The “works the first time, fails after” pattern might be worth looking at. Once a device-side assert fires on the GPU, the CUDA context usually stays in a bad state for the rest of the Python process, so any error after the first one can be misleading. Restarting Python between test runs (not just re-running the cell) sometimes makes CUDA_LAUNCH_BLOCKING=1 actually useful, since the first traceback is the real one.

One thing that comes up with V100 + 4-bit loading: bitsandbytes’ 4-bit kernels were mainly built around Turing (sm_75) and newer cards. V100 is Volta (sm_70) and sometimes has partial support that works for a forward pass and then trips on later ones. Might not be your issue, but easy to rule out.

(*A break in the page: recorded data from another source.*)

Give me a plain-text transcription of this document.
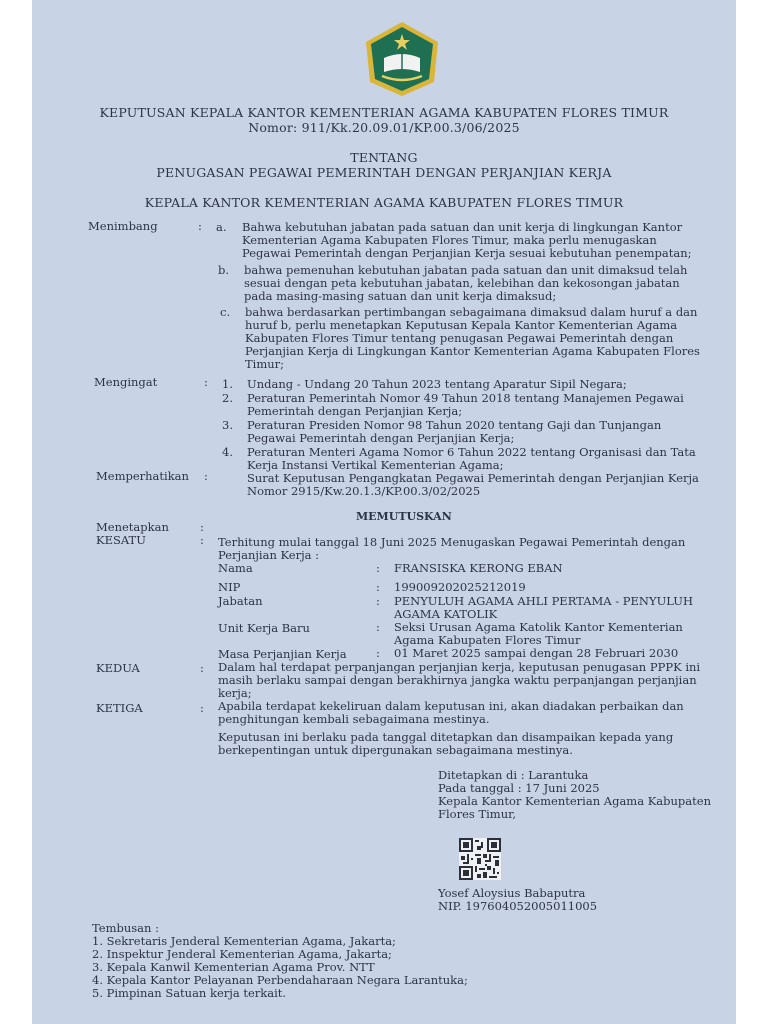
KEPUTUSAN KEPALA KANTOR KEMENTERIAN AGAMA KABUPATEN FLORES TIMUR

Nomor: 911/Kk.20.09.01/KP.00.3/06/2025

TENTANG

PENUGASAN PEGAWAI PEMERINTAH DENGAN PERJANJIAN KERJA

KEPALA KANTOR KEMENTERIAN AGAMA KABUPATEN FLORES TIMUR

Menimbang	: a. Bahwa kebutuhan jabatan pada satuan dan unit kerja di lingkungan Kantor

Kementerian Agama Kabupaten Flores Timur, maka perlu menugaskan

Pegawai Pemerintah dengan Perjanjian Kerja sesuai kebutuhan penempatan;

b. bahwa pemenuhan kebutuhan jabatan pada satuan dan unit dimaksud telah

sesuai dengan peta kebutuhan jabatan, kelebihan dan kekosongan jabatan

pada masing-masing satuan dan unit kerja dimaksud;

c. bahwa berdasarkan pertimbangan sebagaimana dimaksud dalam huruf a dan

huruf b, perlu menetapkan Keputusan Kepala Kantor Kementerian Agama

Kabupaten Flores Timur tentang penugasan Pegawai Pemerintah dengan

Perjanjian Kerja di Lingkungan Kantor Kementerian Agama Kabupaten Flores

Timur;

Mengingat	: 1. Undang - Undang 20 Tahun 2023 tentang Aparatur Sipil Negara;

2. Peraturan Pemerintah Nomor 49 Tahun 2018 tentang Manajemen Pegawai

Pemerintah dengan Perjanjian Kerja;

3. Peraturan Presiden Nomor 98 Tahun 2020 tentang Gaji dan Tunjangan

Pegawai Pemerintah dengan Perjanjian Kerja;

4. Peraturan Menteri Agama Nomor 6 Tahun 2022 tentang Organisasi dan Tata

Kerja Instansi Vertikal Kementerian Agama;

Memperhatikan :	Surat Keputusan Pengangkatan Pegawai Pemerintah dengan Perjanjian Kerja

Nomor 2915/Kw.20.1.3/KP.00.3/02/2025

MEMUTUSKAN

Menetapkan	:

KESATU	: Terhitung mulai tanggal 18 Juni 2025 Menugaskan Pegawai Pemerintah dengan

Perjanjian Kerja :

Nama	: FRANSISKA KERONG EBAN

NIP	: 199009202025212019

Jabatan	: PENYULUH AGAMA AHLI PERTAMA - PENYULUH

AGAMA KATOLIK

Unit Kerja Baru	: Seksi Urusan Agama Katolik Kantor Kementerian

Agama Kabupaten Flores Timur

Masa Perjanjian Kerja	: 01 Maret 2025 sampai dengan 28 Februari 2030

KEDUA	: Dalam hal terdapat perpanjangan perjanjian kerja, keputusan penugasan PPPK ini

masih berlaku sampai dengan berakhirnya jangka waktu perpanjangan perjanjian

kerja;

KETIGA	: Apabila terdapat kekeliruan dalam keputusan ini, akan diadakan perbaikan dan

penghitungan kembali sebagaimana mestinya.

Keputusan ini berlaku pada tanggal ditetapkan dan disampaikan kepada yang

berkepentingan untuk dipergunakan sebagaimana mestinya.

Ditetapkan di : Larantuka

Pada tanggal : 17 Juni 2025

Kepala Kantor Kementerian Agama Kabupaten

Flores Timur,

Yosef Aloysius Babaputra

NIP. 197604052005011005

Tembusan :

1. Sekretaris Jenderal Kementerian Agama, Jakarta;

2. Inspektur Jenderal Kementerian Agama, Jakarta;

3. Kepala Kanwil Kementerian Agama Prov. NTT

4. Kepala Kantor Pelayanan Perbendaharaan Negara Larantuka;

5. Pimpinan Satuan kerja terkait.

A couple of things that are quick to check:

# GPU and compute capability
nvidia-smi --query-gpu=name,compute_cap --format=csv

# Installed versions
python -c "import torch, bitsandbytes, transformers; print(torch.__version__, torch.version.cuda, bitsandbytes.__version__, transformers.__version__)"

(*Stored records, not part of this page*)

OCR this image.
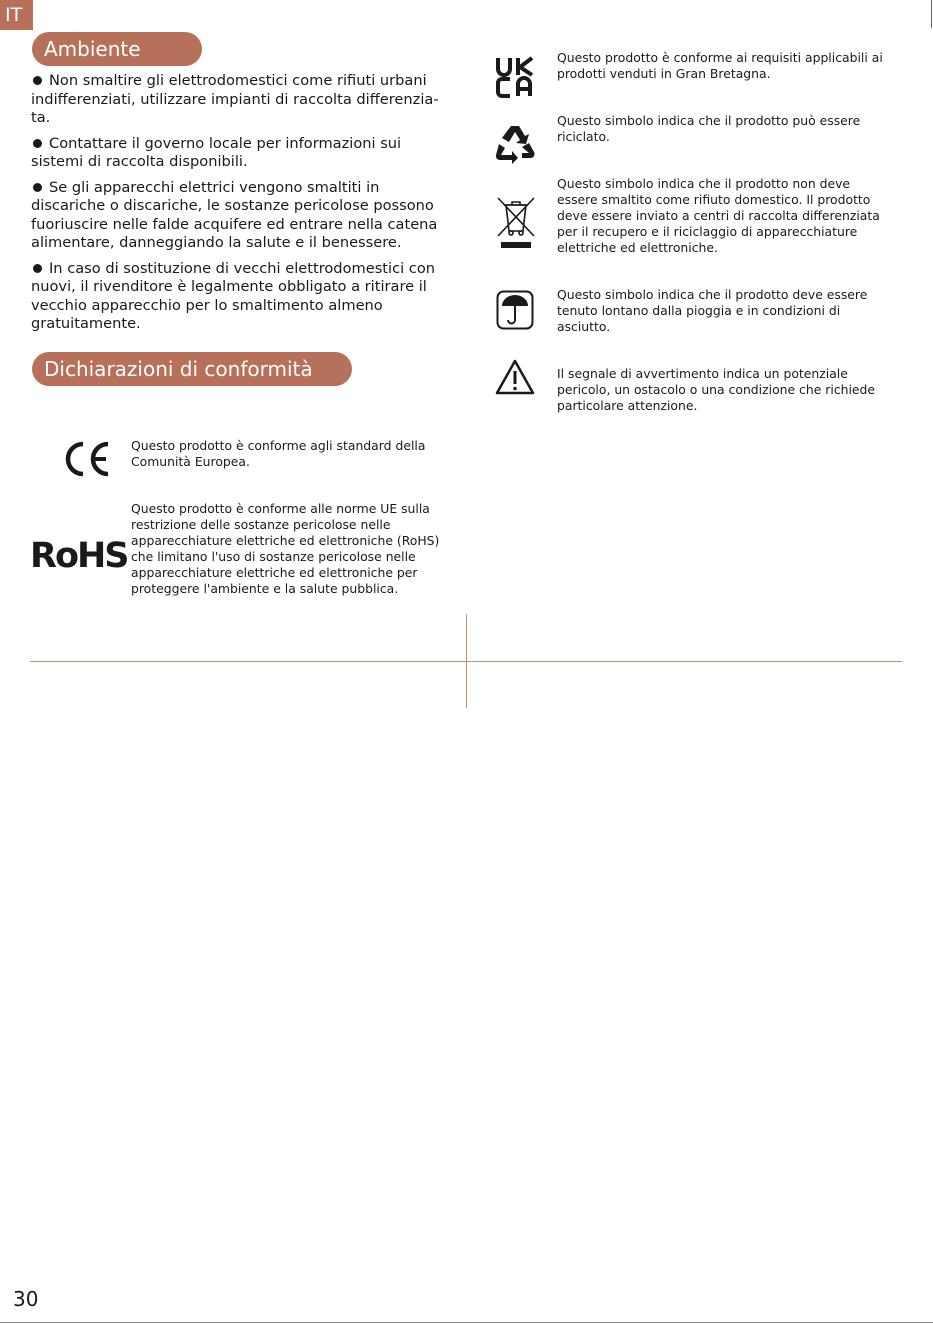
IT
Ambiente
Non smaltire gli elettrodomestici come rifiuti urbani indifferenziati, utilizzare impianti di raccolta differenzia- ta.
Contattare il governo locale per informazioni sui sistemi di raccolta disponibili.
Se gli apparecchi elettrici vengono smaltiti in discariche o discariche, le sostanze pericolose possono fuoriuscire nelle falde acquifere ed entrare nella catena alimentare, danneggiando la salute e il benessere.
In caso di sostituzione di vecchi elettrodomestici con nuovi, il rivenditore è legalmente obbligato a ritirare il vecchio apparecchio per lo smaltimento almeno gratuitamente.
Dichiarazioni di conformità
Questo prodotto è conforme agli standard della Comunità Europea.
RoHS
Questo prodotto è conforme alle norme UE sulla restrizione delle sostanze pericolose nelle apparecchiature elettriche ed elettroniche (RoHS) che limitano l'uso di sostanze pericolose nelle apparecchiature elettriche ed elettroniche per proteggere l'ambiente e la salute pubblica.
Questo prodotto è conforme ai requisiti applicabili ai prodotti venduti in Gran Bretagna.
Questo simbolo indica che il prodotto può essere riciclato.
Questo simbolo indica che il prodotto non deve essere smaltito come rifiuto domestico. Il prodotto deve essere inviato a centri di raccolta differenziata per il recupero e il riciclaggio di apparecchiature elettriche ed elettroniche.
Questo simbolo indica che il prodotto deve essere tenuto lontano dalla pioggia e in condizioni di asciutto.
Il segnale di avvertimento indica un potenziale pericolo, un ostacolo o una condizione che richiede particolare attenzione.
30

# Tokenizer vs model vocab size — mismatch here can also cause device-side asserts
python -c "from transformers import AutoTokenizer, AutoConfig; t=AutoTokenizer.from_pretrained('YOUR_MODEL_DIR'); c=AutoConfig.from_pretrained('YOUR_MODEL_DIR'); print(len(t), c.vocab_size)"

If the 4-bit path is the problem, two fallbacks that often work on V100:

  • Swap load_in_4bit=True for load_in_8bit=True (8-bit has better Volta support historically).
  • If you have the VRAM for it, skip quantization and load in torch_dtype=torch.float16. A 32GB V100 can usually fit Qwen2-7B in fp16 with some room for context.

Couple of links that might be useful:

Just passing by and figured I’d throw some ideas out in case any of it helps — could be totally off-base since I’m not on your setup. Not sure I’ll be able to recheck or do much follow-up, but good luck either way.

After investigating this issue, I found that the device-side assert error was not actually caused by the cell where it appeared, but by a previous computation step.

The root cause was the presence of NaN/Inf values in tensors, which originated earlier in the training process. Specifically, during loss computation, exploding gradients caused some values to grow beyond the representable range of float16. Since float16 has a limited dynamic range, these large values were converted into NaN or Inf.

These invalid values were then stored in tensors and silently propagated through subsequent operations. Eventually, they triggered a CUDA device-side assert, but at that point the error location was misleading.

You said:

Once a device-side assert fires on the GPU, the CUDA context usually stays in a bad state for the rest of the Python process, so any error after the first one can be misleading.

This explains why the error seemed to originate from the current cell, while the actual issue was introduced earlier.